The ordinance will have a second read at the May 14 City Council meeting before being implemented.

“The current Direct Competitive Purchasing Procedure requires staff to obtain three quotes [from vendors] for goods and services with a cost of $2,500 or more,” Handel wrote in an email. “Once amended, this will set the threshold levels from this point on. There will be no annual change.

The ordinance would amend sections 3.15.050 and 3.15.060 of the city’s municipal code, which have not seen updates since 2011 and 2008 respectively, to reflect the new spending limits. Inflation over the years since their last updates was a factor in the move.

“The cost of labor, goods, and services has increased, necessitating an increase in the threshold levels,” Handel wrote. “It also clarifies the direct competitive purchasing procedure for obtaining price quotes and bids for purchases and contracts from $5,000 to $25,000.

“As the price of purchases and contracts increases due to rising costs, staff was taking more and more items to Council because they were exceeding the City Manager’s purchasing authority. These same purchases previously fell under the administrative approval process. The raising of the purchasing and bidding thresholds will reduce staff time and administrative costs related to preparing items for Council and issuing competitive bids under $5,000.”

Finance Director Jeremy Starkey said the change is not only meant to allow Claremont to be more consistent with surrounding local municipalities, but also to reduce the staff time associated with the performance of purchasing procedures.

In a staff report, 41 agenda items were prepared for City Council approval between the amounts of $25,000 and $50,000 since January 2021, requiring significant staff time to prepare the reports and extending the lead time to acquire the goods and services, Starkey added.

Following the staff report, Council member Ed Reece asked about constraints regarding the new purchase limit. Pirrie said he and other division/department heads can still only sign off on contracts on items that are budgeted.

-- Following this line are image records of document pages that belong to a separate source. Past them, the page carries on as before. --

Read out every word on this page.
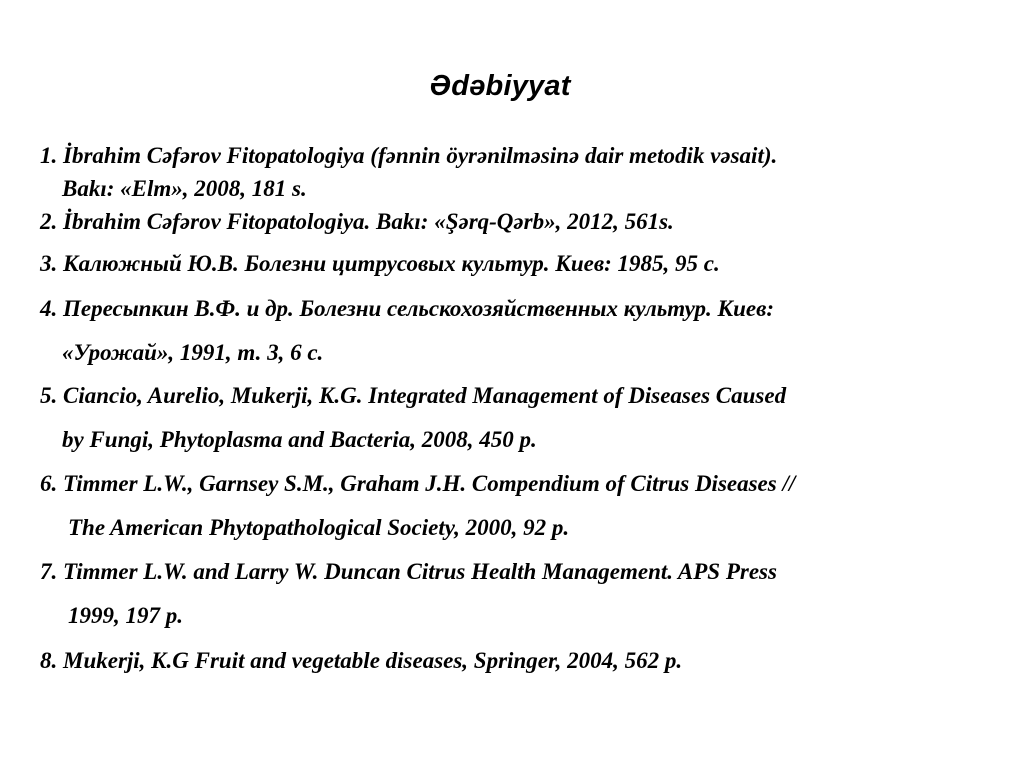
Ədəbiyyat
1. İbrahim Cəfərov Fitopatologiya (fənnin öyrənilməsinə dair metodik vəsait).
Bakı: «Elm», 2008, 181 s.
2. İbrahim Cəfərov Fitopatologiya. Bakı: «Şərq-Qərb», 2012, 561s.
3. Калюжный Ю.В. Болезни цитрусовых культур. Киев: 1985, 95 с.
4. Пересыпкин В.Ф. и др. Болезни сельскохозяйственных культур. Киев:
«Урожай», 1991, т. 3, 6 с.
5. Ciancio, Aurelio, Mukerji, K.G. Integrated Management of Diseases Caused
by Fungi, Phytoplasma and Bacteria, 2008, 450 p.
6. Timmer L.W., Garnsey S.M., Graham J.H. Compendium of Citrus Diseases //
The American Phytopathological Society, 2000, 92 p.
7. Timmer L.W. and Larry W. Duncan Citrus Health Management. APS Press
1999, 197 p.
8. Mukerji, K.G Fruit and vegetable diseases, Springer, 2004, 562 p.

“There are circumstances where, in implementing council direction, staff wants to enter into a contract, but if there isn’t a budget for it, even if it falls below the purchasing authority of the city manager or staff, then we would have to come to council to ask for an appropriation of funding, and at the same time approve the contract,” Pirrie explained.

Shortly before the unanimous vote, Mayor Pro Tem Corey Calaycay commented that when Jeff Parker was city manager, his spending authority was raised to a whopping $75,000 for a period.

“I supported a majority of council thereafter to lower the spending authority to $25,000 because notwithstanding the comment that things still have to pass through the budget … it brings more awareness when more things come to the dais and people get to see it on the agenda versus when things are just passed through,” Calaycay said. “But I recognize, we all recognize, the situation with inflation now everything is much more expensive, so in light of that I am supportive of this, but I didn’t want to ignore concerns of the past of why we’ve had a lower spending authority for the city manager.”

Council member Jennifer Stark also echoed support for the ordinance. Mayor Sal Medina commented that Tuesday’s item was something he floated three years ago. Pirrie said he welcomes the update, which will save his department time and money in the long run.